INDOPOSCO.ID – Menteri Sosial Tri Rismaharini memaparkan strategi Kementerian Sosial mengakselerasi penanganan kemiskinan, bertumpu pada dua pilar penting yaitu meningkatkan pendapatan serta mengurangi pengeluaran.

Risma menyatakan, peningkatan pendapatan dilakukan dengan menghidupkan “mesin kedua” perekonomian, serta pelakunya bisa ibu atau bapak di dalam rumah tangga.
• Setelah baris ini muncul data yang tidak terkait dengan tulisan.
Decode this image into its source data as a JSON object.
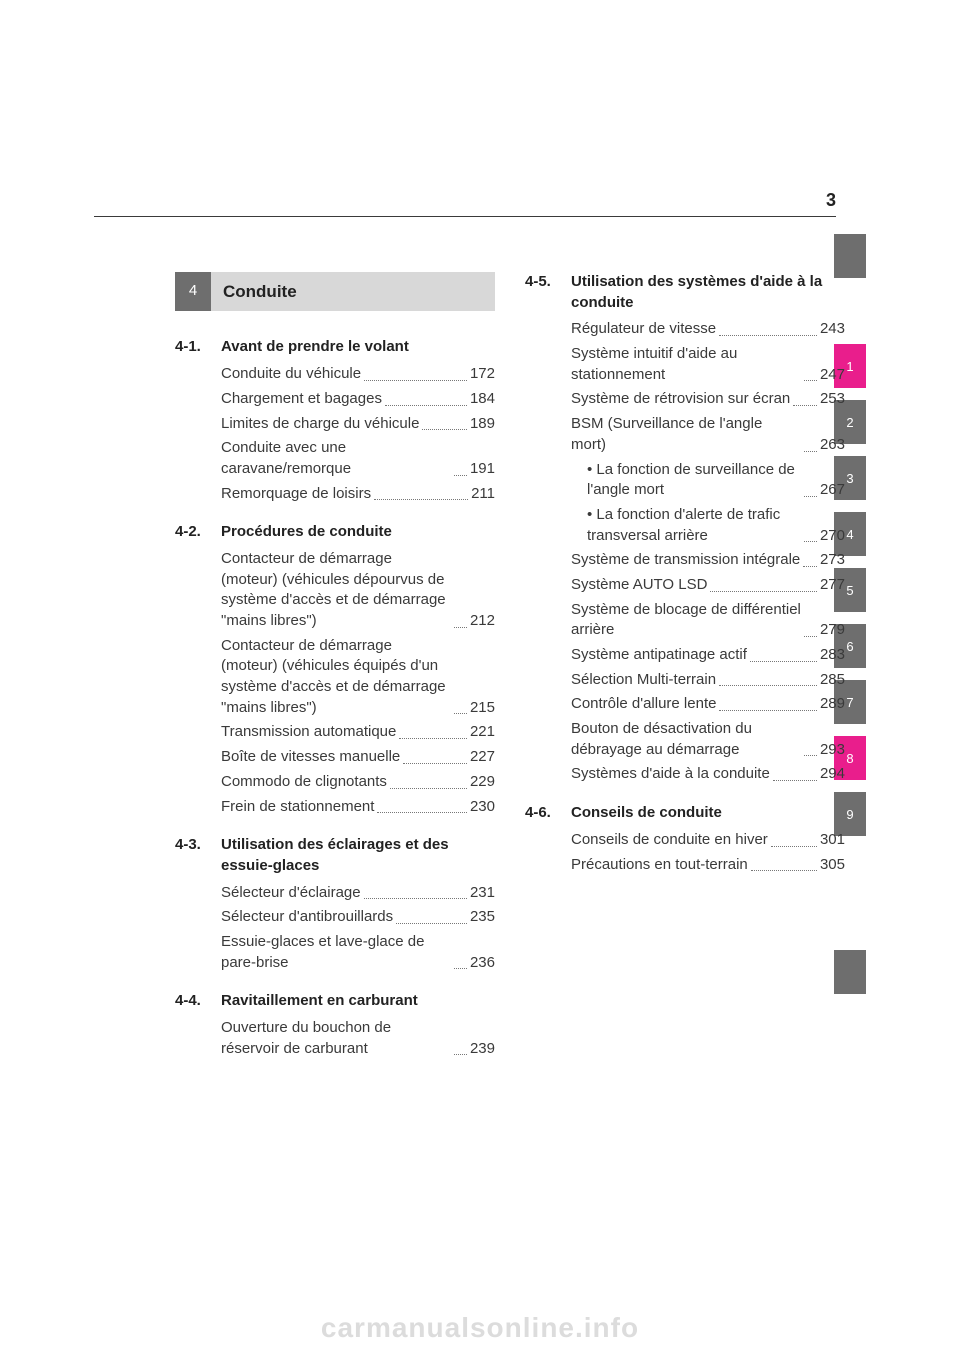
{
  "page_number": "3",
  "chapter": {
    "number": "4",
    "title": "Conduite"
  },
  "sections_left": [
    {
      "num": "4-1.",
      "title": "Avant de prendre le volant",
      "items": [
        {
          "label": "Conduite du véhicule",
          "page": "172"
        },
        {
          "label": "Chargement et bagages",
          "page": "184"
        },
        {
          "label": "Limites de charge du véhicule",
          "page": "189"
        },
        {
          "label": "Conduite avec une caravane/remorque",
          "page": "191"
        },
        {
          "label": "Remorquage de loisirs",
          "page": "211"
        }
      ]
    },
    {
      "num": "4-2.",
      "title": "Procédures de conduite",
      "items": [
        {
          "label": "Contacteur de démarrage (moteur) (véhicules dépourvus de système d'accès et de démarrage \"mains libres\")",
          "page": "212"
        },
        {
          "label": "Contacteur de démarrage (moteur) (véhicules équipés d'un système d'accès et de démarrage \"mains libres\")",
          "page": "215"
        },
        {
          "label": "Transmission automatique",
          "page": "221"
        },
        {
          "label": "Boîte de vitesses manuelle",
          "page": "227"
        },
        {
          "label": "Commodo de clignotants",
          "page": "229"
        },
        {
          "label": "Frein de stationnement",
          "page": "230"
        }
      ]
    },
    {
      "num": "4-3.",
      "title": "Utilisation des éclairages et des essuie-glaces",
      "items": [
        {
          "label": "Sélecteur d'éclairage",
          "page": "231"
        },
        {
          "label": "Sélecteur d'antibrouillards",
          "page": "235"
        },
        {
          "label": "Essuie-glaces et lave-glace de pare-brise",
          "page": "236"
        }
      ]
    },
    {
      "num": "4-4.",
      "title": "Ravitaillement en carburant",
      "items": [
        {
          "label": "Ouverture du bouchon de réservoir de carburant",
          "page": "239"
        }
      ]
    }
  ],
  "sections_right": [
    {
      "num": "4-5.",
      "title": "Utilisation des systèmes d'aide à la conduite",
      "items": [
        {
          "label": "Régulateur de vitesse",
          "page": "243"
        },
        {
          "label": "Système intuitif d'aide au stationnement",
          "page": "247"
        },
        {
          "label": "Système de rétrovision sur écran",
          "page": "253"
        },
        {
          "label": "BSM (Surveillance de l'angle mort)",
          "page": "263"
        },
        {
          "label": "• La fonction de surveillance de l'angle mort",
          "page": "267",
          "sub": true
        },
        {
          "label": "• La fonction d'alerte de trafic transversal arrière",
          "page": "270",
          "sub": true
        },
        {
          "label": "Système de transmission intégrale",
          "page": "273"
        },
        {
          "label": "Système AUTO LSD",
          "page": "277"
        },
        {
          "label": "Système de blocage de différentiel arrière",
          "page": "279"
        },
        {
          "label": "Système antipatinage actif",
          "page": "283"
        },
        {
          "label": "Sélection Multi-terrain",
          "page": "285"
        },
        {
          "label": "Contrôle d'allure lente",
          "page": "289"
        },
        {
          "label": "Bouton de désactivation du débrayage au démarrage",
          "page": "293"
        },
        {
          "label": "Systèmes d'aide à la conduite",
          "page": "294"
        }
      ]
    },
    {
      "num": "4-6.",
      "title": "Conseils de conduite",
      "items": [
        {
          "label": "Conseils de conduite en hiver",
          "page": "301"
        },
        {
          "label": "Précautions en tout-terrain",
          "page": "305"
        }
      ]
    }
  ],
  "thumbs": {
    "accent_color": "#e91e8c",
    "normal_color": "#6e6e6e",
    "top_blank": "",
    "tabs": [
      {
        "label": "1",
        "accent": true
      },
      {
        "label": "2",
        "accent": false
      },
      {
        "label": "3",
        "accent": false
      },
      {
        "label": "4",
        "accent": false
      },
      {
        "label": "5",
        "accent": false
      },
      {
        "label": "6",
        "accent": false
      },
      {
        "label": "7",
        "accent": false
      },
      {
        "label": "8",
        "accent": true
      },
      {
        "label": "9",
        "accent": false
      }
    ],
    "bottom_blank": ""
  },
  "watermark": "carmanualsonline.info"
}
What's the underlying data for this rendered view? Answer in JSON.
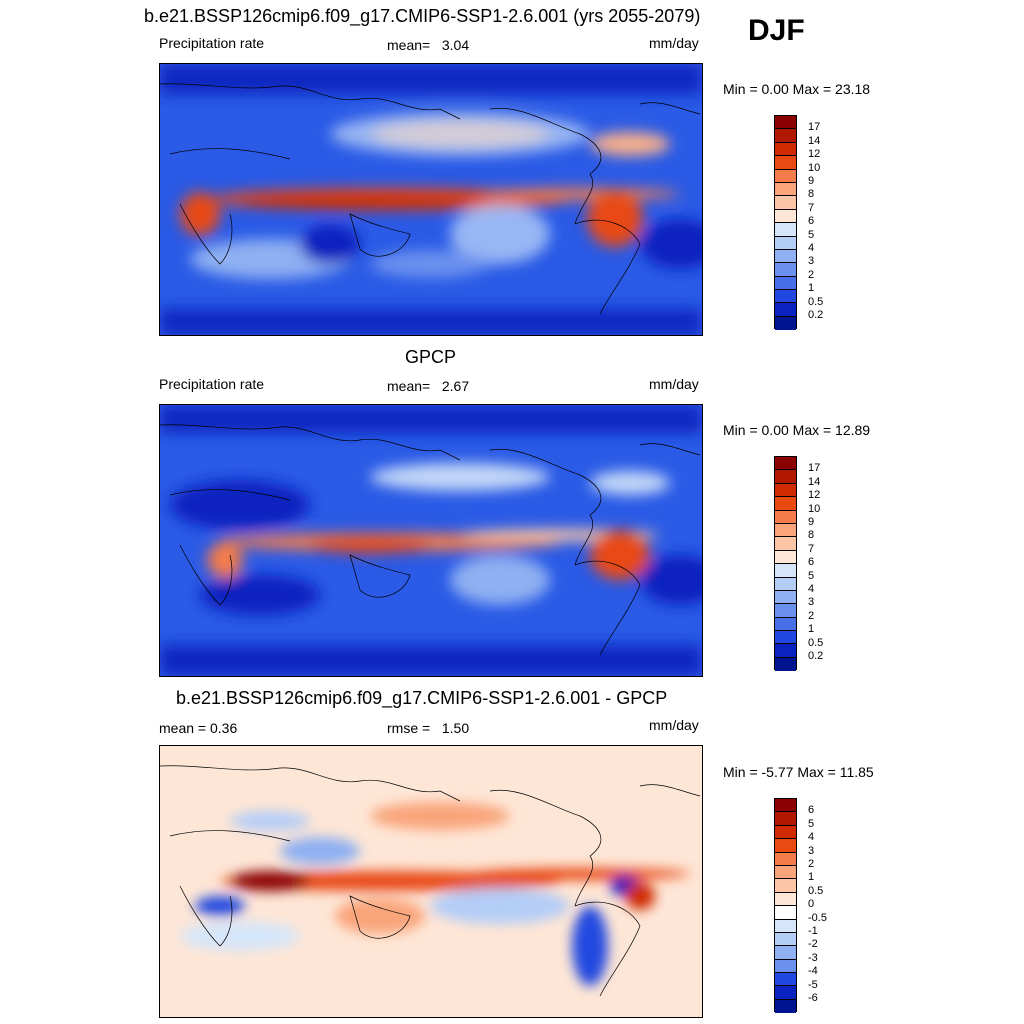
{
  "season": "DJF",
  "panels": [
    {
      "title": "b.e21.BSSP126cmip6.f09_g17.CMIP6-SSP1-2.6.001 (yrs 2055-2079)",
      "left_label": "Precipitation rate",
      "stat_label": "mean=",
      "stat_value": "3.04",
      "units": "mm/day",
      "minmax": "Min =   0.00 Max =  23.18"
    },
    {
      "title": "GPCP",
      "left_label": "Precipitation rate",
      "stat_label": "mean=",
      "stat_value": "2.67",
      "units": "mm/day",
      "minmax": "Min =   0.00 Max =  12.89"
    },
    {
      "title": "b.e21.BSSP126cmip6.f09_g17.CMIP6-SSP1-2.6.001 - GPCP",
      "left_label": "mean =   0.36",
      "stat_label": "rmse =",
      "stat_value": "1.50",
      "units": "mm/day",
      "minmax": "Min =  -5.77 Max =  11.85"
    }
  ],
  "precip_colorbar": {
    "labels": [
      "17",
      "14",
      "12",
      "10",
      "9",
      "8",
      "7",
      "6",
      "5",
      "4",
      "3",
      "2",
      "1",
      "0.5",
      "0.2"
    ],
    "colors": [
      "#8b0000",
      "#b01800",
      "#cf2a00",
      "#e84a12",
      "#f47b4a",
      "#f9a47a",
      "#fcc6a6",
      "#fee6d6",
      "#d6e6fa",
      "#b4cdf7",
      "#8fb0f2",
      "#6a91ee",
      "#4770e8",
      "#2148e0",
      "#0a22bf",
      "#001490"
    ]
  },
  "diff_colorbar": {
    "labels": [
      "6",
      "5",
      "4",
      "3",
      "2",
      "1",
      "0.5",
      "0",
      "-0.5",
      "-1",
      "-2",
      "-3",
      "-4",
      "-5",
      "-6"
    ],
    "colors": [
      "#8b0000",
      "#b01800",
      "#cf2a00",
      "#e84a12",
      "#f47b4a",
      "#f9a47a",
      "#fcc6a6",
      "#fee6d6",
      "#ffffff",
      "#d6e6fa",
      "#b4cdf7",
      "#8fb0f2",
      "#6a91ee",
      "#2148e0",
      "#0a22bf",
      "#001490"
    ]
  }
}
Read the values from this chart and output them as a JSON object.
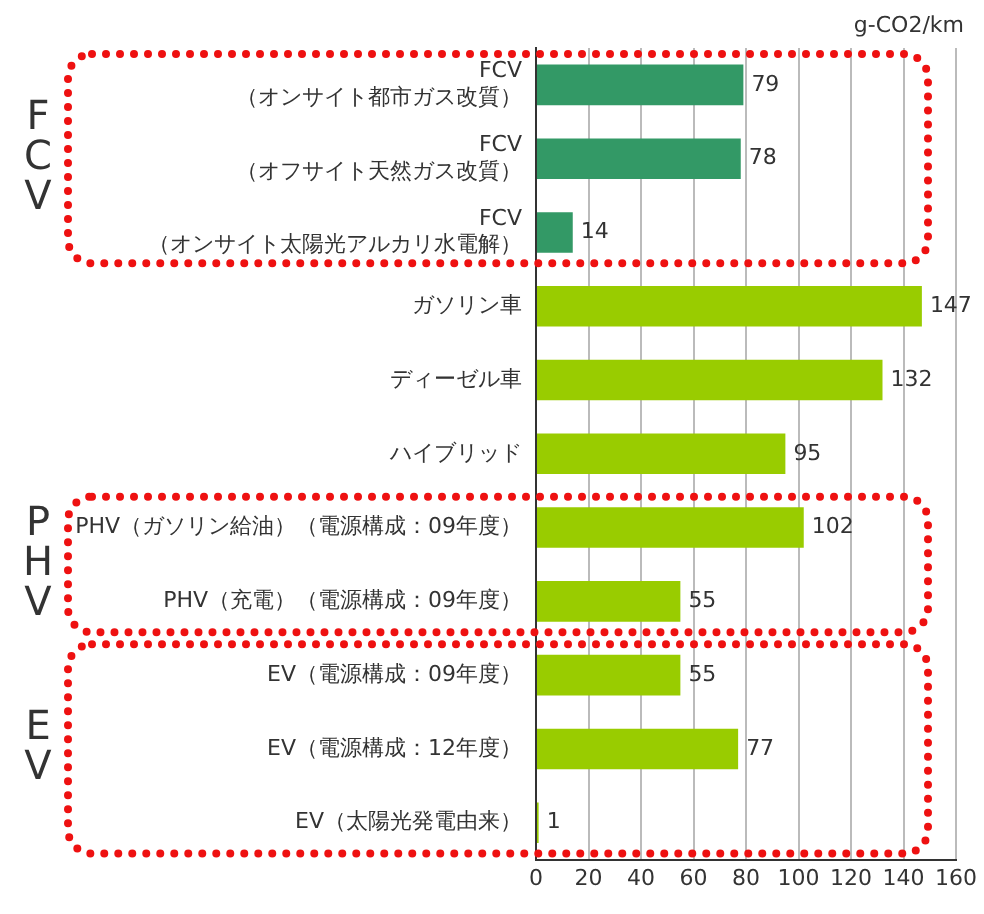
{
  "chart_data": {
    "type": "bar",
    "orientation": "horizontal",
    "categories": [
      "FCV\n（オンサイト都市ガス改質）",
      "FCV\n（オフサイト天然ガス改質）",
      "FCV\n（オンサイト太陽光アルカリ水電解）",
      "ガソリン車",
      "ディーゼル車",
      "ハイブリッド",
      "PHV（ガソリン給油）（電源構成：09年度）",
      "PHV（充電）（電源構成：09年度）",
      "EV（電源構成：09年度）",
      "EV（電源構成：12年度）",
      "EV（太陽光発電由来）"
    ],
    "values": [
      79,
      78,
      14,
      147,
      132,
      95,
      102,
      55,
      55,
      77,
      1
    ],
    "colors": [
      "#339966",
      "#339966",
      "#339966",
      "#99cc00",
      "#99cc00",
      "#99cc00",
      "#99cc00",
      "#99cc00",
      "#99cc00",
      "#99cc00",
      "#99cc00"
    ],
    "xlim": [
      0,
      160
    ],
    "xticks": [
      0,
      20,
      40,
      60,
      80,
      100,
      120,
      140,
      160
    ],
    "grid": "x",
    "legend": false,
    "data_labels": true,
    "annotations": [
      "g-CO2/km",
      "F\nC\nV",
      "P\nH\nV",
      "E\nV"
    ]
  }
}
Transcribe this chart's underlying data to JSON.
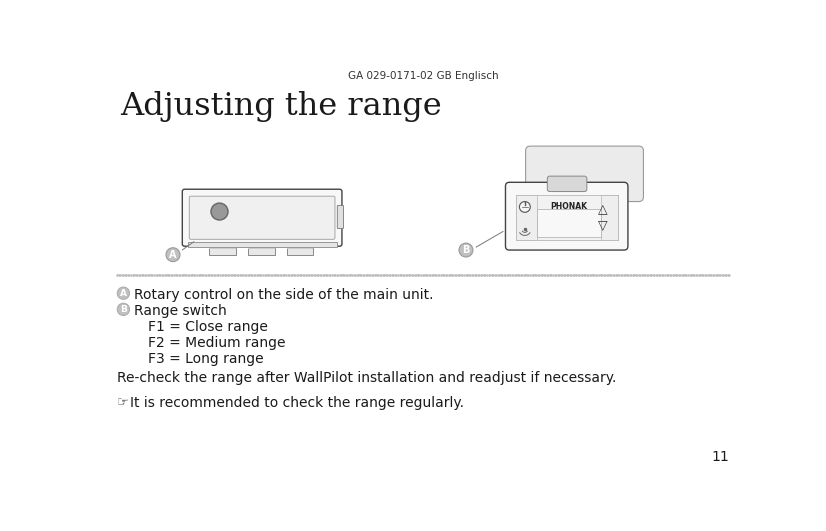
{
  "header_text": "GA 029-0171-02 GB Englisch",
  "title": "Adjusting the range",
  "label_A": "A",
  "label_B": "B",
  "text_A": "Rotary control on the side of the main unit.",
  "text_B": "Range switch",
  "text_f1": "F1 = Close range",
  "text_f2": "F2 = Medium range",
  "text_f3": "F3 = Long range",
  "text_recheck": "Re-check the range after WallPilot installation and readjust if necessary.",
  "text_tip": "It is recommended to check the range regularly.",
  "page_number": "11",
  "bg_color": "#ffffff",
  "text_color": "#1a1a1a",
  "label_circle_color": "#c0c0c0",
  "dotted_line_color": "#bbbbbb",
  "device_line_color": "#444444",
  "device_face_color": "#f8f8f8",
  "device_shadow_color": "#e0e0e0",
  "knob_color": "#999999"
}
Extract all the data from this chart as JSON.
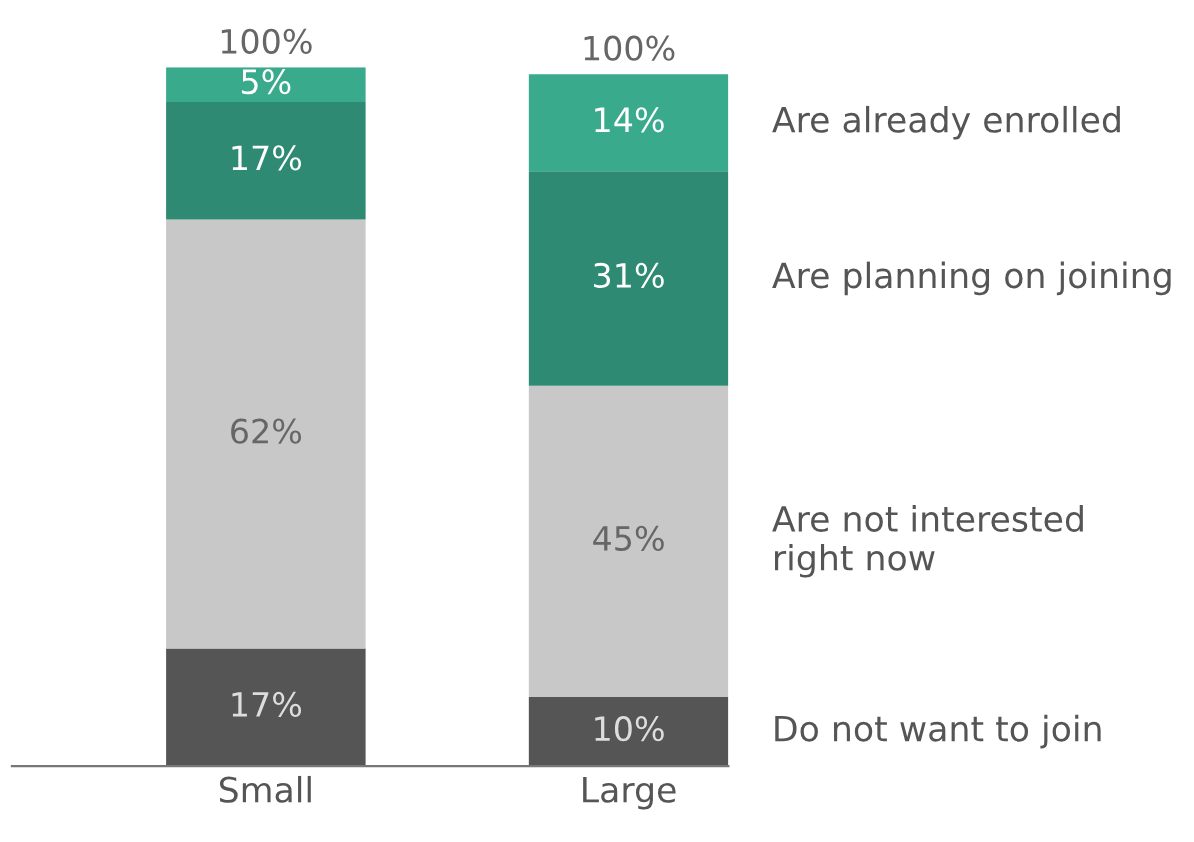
{
  "chart_data": {
    "type": "bar",
    "stacked": true,
    "categories": [
      "Small",
      "Large"
    ],
    "series": [
      {
        "name": "Do not want to join",
        "color": "#555555",
        "values": [
          17,
          10
        ],
        "value_labels": [
          "17%",
          "10%"
        ]
      },
      {
        "name": "Are not interested\nright now",
        "color": "#c8c8c8",
        "values": [
          62,
          45
        ],
        "value_labels": [
          "62%",
          "45%"
        ]
      },
      {
        "name": "Are planning on joining",
        "color": "#2e8a72",
        "values": [
          17,
          31
        ],
        "value_labels": [
          "17%",
          "31%"
        ]
      },
      {
        "name": "Are already enrolled",
        "color": "#3aaa8c",
        "values": [
          5,
          14
        ],
        "value_labels": [
          "5%",
          "14%"
        ]
      }
    ],
    "totals": [
      "100%",
      "100%"
    ],
    "legend": "right",
    "grid": false
  }
}
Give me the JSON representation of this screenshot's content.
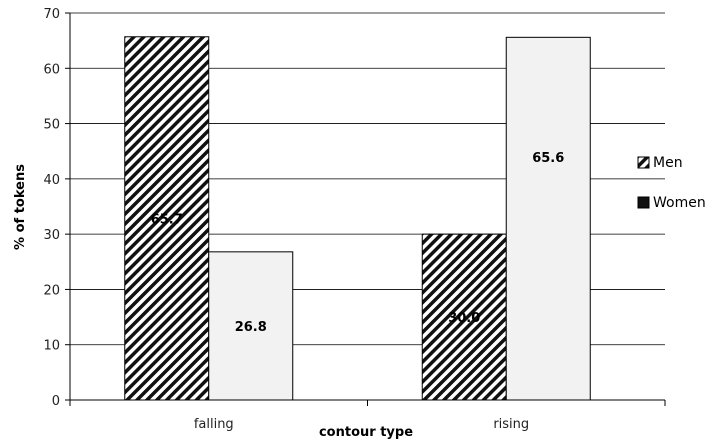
{
  "chart_data": {
    "type": "bar",
    "title": "",
    "xlabel": "contour type",
    "ylabel": "% of tokens",
    "categories": [
      "falling",
      "rising"
    ],
    "ylim": [
      0,
      70
    ],
    "yticks": [
      0,
      10,
      20,
      30,
      40,
      50,
      60,
      70
    ],
    "grid": true,
    "legend_position": "right",
    "series": [
      {
        "name": "Men",
        "values": [
          65.7,
          30.0
        ],
        "labels": [
          "65.7",
          "30.0"
        ],
        "pattern": "diagonal-hatch",
        "color": "#222222"
      },
      {
        "name": "Women",
        "values": [
          26.8,
          65.6
        ],
        "labels": [
          "26.8",
          "65.6"
        ],
        "pattern": "solid",
        "color": "#f2f2f2"
      }
    ]
  }
}
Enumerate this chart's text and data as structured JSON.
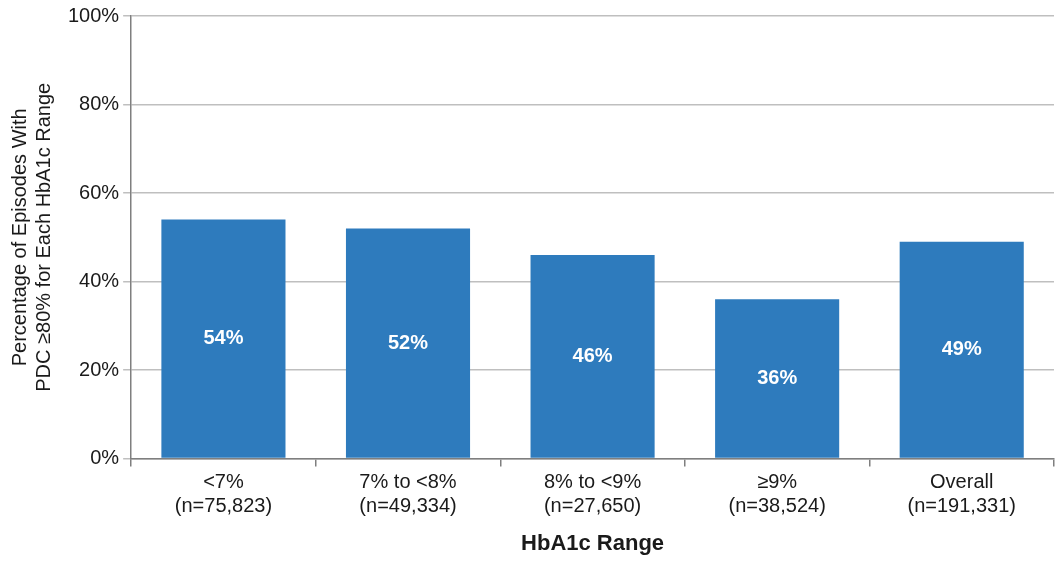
{
  "chart_data": {
    "type": "bar",
    "xlabel": "HbA1c Range",
    "ylabel": "Percentage of Episodes With\nPDC ≥80% for Each HbA1c Range",
    "categories": [
      "<7%\n(n=75,823)",
      "7% to <8%\n(n=49,334)",
      "8% to <9%\n(n=27,650)",
      "≥9%\n(n=38,524)",
      "Overall\n(n=191,331)"
    ],
    "values": [
      54,
      52,
      46,
      36,
      49
    ],
    "color": "#2e7bbd",
    "ylim": [
      0,
      100
    ],
    "yticks": [
      {
        "value": 0,
        "label": "0%"
      },
      {
        "value": 20,
        "label": "20%"
      },
      {
        "value": 40,
        "label": "40%"
      },
      {
        "value": 60,
        "label": "60%"
      },
      {
        "value": 80,
        "label": "80%"
      },
      {
        "value": 100,
        "label": "100%"
      }
    ],
    "value_labels": [
      "54%",
      "52%",
      "46%",
      "36%",
      "49%"
    ],
    "grid": "y",
    "legend": false
  }
}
“Untuk menghidupkan mesin kedua bisa dilakukan dengan memberikan peluang kerja atau meningkatkan kemampuan kewirausahaan. Dengan demikian, dalam keluarga tersebut pasangan suami istri sama-sama memiliki kegiatan produktif,” tutur Risma dalam keterangannya di Rapat Kerja dengan Komite III DPD RI seperti dikutip Antara di Jakarta, Selasa (21/9/2021).

Dalam paparannya Risma menyampaikan pemerintah fokus pada program untuk menekan pengeluaran keluarga miskin dan rentan seperti pengeluaran sehari-hari yang menyangkut kebutuhan sandang, pangan serta papan.

“Di sini pemerintah mengurangi beban ekonomi melalui keberpihakan penerapan kebijakan subsidi secara proporsional serta dengan bantuan sosial yang mencakup kebutuhan pokok (sembako) serta kesehatan dan pendidikan,” tutur Risma.

Untuk meningkatkan pendapatan, Kemensos menghubungkan penerima manfaat yaitu pemulung, gelandangan serta pengemis dengan dunia kerja, melalui peningkatan kewirausahaan sosial.

Untuk mengurangi biaya sekolah dan perawatan kesehatan ibu hamil serta balita, Kemensos mengintervensi keluarga miskin dengan Program Keluarga Harapan (PKH).

“Dalam PKH ada komponen anak sekolah, pemeriksaan kesehatan untuk ibu hamil serta balita,” tutur Risma.

Di samping PKH, Program Bantuan Sosial Tunai (BST) juga untuk meningkatkan daya beli penerima manfaat. Kedua bansos memberikan bantuan dana pada Keluarga Penerima Manfaat (KPM). Sementara itu Program Kartu Sembako atau Bantuan Pangan Non Tunai (BPNT) disalurkan untuk pemenuhan kebutuhan pokok.